The crystal structures of several oxides of the La2/3LixTi1−xAlxO3 system have been studied by selected‐area electron diffraction, high‐resolution transmission electron microscopy, and powder neutron diffraction, and their lithium conductivity has been by complex impedance spectroscopy. The compounds have a perovskite‐related structure with a unit cell √2 ap×2 ap×√2 ap (ap=perovskite lattice parameter) due to the tilting of the (Ti/Al)O6 octahedra and the ordering of lanthanum and lithium ions and vacancies along the 2 ap axis. The Li+ ions present a distorted square‐planar coordination and are located in interstitial positions of the structure, which could explain the very high ionic conductivity of this type of material.

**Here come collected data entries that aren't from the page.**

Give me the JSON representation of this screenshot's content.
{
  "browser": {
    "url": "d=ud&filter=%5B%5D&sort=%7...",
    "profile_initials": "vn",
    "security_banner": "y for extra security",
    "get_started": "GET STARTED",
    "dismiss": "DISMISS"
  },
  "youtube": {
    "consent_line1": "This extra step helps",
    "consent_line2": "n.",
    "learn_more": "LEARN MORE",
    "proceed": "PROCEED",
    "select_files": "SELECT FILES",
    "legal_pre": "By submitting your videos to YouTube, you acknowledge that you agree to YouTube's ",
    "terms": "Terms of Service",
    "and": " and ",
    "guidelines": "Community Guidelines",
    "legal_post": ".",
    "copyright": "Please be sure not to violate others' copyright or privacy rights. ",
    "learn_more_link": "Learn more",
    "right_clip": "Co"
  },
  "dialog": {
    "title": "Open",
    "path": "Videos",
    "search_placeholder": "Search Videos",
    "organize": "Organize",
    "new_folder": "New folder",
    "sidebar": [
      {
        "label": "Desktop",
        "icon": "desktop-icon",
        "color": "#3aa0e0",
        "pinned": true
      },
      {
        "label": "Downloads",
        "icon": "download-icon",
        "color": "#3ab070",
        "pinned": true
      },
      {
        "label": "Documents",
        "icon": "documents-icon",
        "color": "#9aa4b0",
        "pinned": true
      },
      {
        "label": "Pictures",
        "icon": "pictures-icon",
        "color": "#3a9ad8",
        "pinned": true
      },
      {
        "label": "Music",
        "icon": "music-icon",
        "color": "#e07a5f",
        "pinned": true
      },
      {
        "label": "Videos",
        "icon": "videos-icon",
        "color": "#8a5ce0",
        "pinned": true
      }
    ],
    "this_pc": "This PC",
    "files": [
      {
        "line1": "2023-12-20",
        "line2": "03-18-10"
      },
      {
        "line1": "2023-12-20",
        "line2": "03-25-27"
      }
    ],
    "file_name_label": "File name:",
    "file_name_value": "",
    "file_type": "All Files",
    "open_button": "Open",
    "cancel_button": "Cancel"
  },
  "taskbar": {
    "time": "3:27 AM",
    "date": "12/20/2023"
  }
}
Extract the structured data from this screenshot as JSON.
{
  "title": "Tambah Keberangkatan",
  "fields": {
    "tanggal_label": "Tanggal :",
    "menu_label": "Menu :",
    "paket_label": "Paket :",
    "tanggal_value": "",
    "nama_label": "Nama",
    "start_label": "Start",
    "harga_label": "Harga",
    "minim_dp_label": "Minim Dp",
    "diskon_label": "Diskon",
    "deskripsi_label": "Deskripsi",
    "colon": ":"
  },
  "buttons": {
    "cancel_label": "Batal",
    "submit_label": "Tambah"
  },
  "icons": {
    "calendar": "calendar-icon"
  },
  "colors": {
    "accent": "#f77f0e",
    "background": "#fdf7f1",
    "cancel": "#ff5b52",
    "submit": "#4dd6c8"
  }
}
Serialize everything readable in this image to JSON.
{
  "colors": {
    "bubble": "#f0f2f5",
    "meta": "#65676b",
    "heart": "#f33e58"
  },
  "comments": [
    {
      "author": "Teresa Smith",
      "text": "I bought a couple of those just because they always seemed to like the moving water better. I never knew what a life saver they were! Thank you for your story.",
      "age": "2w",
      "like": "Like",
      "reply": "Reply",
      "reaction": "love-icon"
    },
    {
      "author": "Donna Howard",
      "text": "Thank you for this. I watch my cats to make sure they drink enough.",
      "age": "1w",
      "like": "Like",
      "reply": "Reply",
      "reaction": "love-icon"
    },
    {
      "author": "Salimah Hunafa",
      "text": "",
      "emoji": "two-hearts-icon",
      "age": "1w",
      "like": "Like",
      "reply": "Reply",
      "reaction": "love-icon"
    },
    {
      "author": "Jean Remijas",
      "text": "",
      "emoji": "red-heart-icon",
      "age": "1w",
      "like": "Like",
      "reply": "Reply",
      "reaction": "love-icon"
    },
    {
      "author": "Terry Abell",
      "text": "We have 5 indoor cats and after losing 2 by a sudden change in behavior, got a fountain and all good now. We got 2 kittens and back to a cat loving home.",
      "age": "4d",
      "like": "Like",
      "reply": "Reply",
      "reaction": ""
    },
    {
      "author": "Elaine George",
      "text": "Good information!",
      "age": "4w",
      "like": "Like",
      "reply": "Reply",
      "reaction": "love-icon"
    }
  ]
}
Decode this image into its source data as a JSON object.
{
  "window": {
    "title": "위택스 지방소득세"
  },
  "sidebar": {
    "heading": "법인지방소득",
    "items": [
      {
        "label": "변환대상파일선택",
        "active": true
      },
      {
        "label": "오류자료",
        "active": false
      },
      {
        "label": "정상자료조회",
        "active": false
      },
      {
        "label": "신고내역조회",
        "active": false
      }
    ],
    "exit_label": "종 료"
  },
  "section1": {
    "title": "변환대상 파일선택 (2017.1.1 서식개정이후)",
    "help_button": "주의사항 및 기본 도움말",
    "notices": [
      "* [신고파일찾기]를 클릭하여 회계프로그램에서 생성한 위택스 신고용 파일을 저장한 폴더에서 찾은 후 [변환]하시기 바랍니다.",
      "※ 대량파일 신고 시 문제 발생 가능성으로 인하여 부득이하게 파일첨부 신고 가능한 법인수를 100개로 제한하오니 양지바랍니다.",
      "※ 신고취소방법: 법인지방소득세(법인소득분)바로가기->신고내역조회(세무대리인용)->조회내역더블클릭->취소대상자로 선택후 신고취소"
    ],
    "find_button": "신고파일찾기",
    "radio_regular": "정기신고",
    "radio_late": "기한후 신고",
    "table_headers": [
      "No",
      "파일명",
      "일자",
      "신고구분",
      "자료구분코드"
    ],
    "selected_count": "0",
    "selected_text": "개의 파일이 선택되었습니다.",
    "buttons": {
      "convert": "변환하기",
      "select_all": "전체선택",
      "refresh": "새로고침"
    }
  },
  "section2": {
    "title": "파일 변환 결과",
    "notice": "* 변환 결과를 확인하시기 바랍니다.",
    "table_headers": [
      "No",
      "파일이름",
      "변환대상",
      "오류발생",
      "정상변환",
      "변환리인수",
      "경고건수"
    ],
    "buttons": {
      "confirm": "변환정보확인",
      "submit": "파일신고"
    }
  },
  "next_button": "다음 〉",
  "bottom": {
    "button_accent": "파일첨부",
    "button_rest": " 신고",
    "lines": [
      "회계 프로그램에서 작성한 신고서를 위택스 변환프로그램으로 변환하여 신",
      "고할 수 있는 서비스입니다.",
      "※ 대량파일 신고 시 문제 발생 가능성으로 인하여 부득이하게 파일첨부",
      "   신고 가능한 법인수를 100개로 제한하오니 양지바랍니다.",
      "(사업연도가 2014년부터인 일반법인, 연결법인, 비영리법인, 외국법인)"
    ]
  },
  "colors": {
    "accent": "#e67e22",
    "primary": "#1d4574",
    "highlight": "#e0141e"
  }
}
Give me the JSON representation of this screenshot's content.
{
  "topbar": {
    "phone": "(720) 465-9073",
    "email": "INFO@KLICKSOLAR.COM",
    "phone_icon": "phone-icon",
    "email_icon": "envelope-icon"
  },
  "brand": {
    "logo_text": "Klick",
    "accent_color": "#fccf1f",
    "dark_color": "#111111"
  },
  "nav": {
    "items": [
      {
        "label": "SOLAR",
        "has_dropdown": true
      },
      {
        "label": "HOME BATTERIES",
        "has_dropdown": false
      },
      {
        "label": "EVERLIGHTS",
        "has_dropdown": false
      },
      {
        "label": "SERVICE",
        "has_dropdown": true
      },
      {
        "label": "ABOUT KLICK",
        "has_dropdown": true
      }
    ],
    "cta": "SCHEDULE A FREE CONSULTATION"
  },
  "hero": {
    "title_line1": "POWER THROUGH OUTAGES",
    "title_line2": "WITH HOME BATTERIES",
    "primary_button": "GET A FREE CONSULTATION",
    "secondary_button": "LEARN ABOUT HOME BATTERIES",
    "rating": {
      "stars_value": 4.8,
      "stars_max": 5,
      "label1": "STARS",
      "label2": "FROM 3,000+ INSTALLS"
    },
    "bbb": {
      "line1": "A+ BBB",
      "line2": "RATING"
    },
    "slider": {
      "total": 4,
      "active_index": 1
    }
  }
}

The lithium conductivity depends on the oxide composition and its crystal microstructure, which varies with the thermal treatment of the sample. The microstructure of these titanates is complex due to formation of domains of ordering and other defects such as strains and compositional fluctuations. Complementary methods: To properly determine the structure of complex materials such as the perovskite‐like La2/3−xLixTiO3 family, averaging (PXRD and PND) and local techniques (such as SAED and HRTEM) must be combined. Only by doing so can a complete and adequate structural model be developed.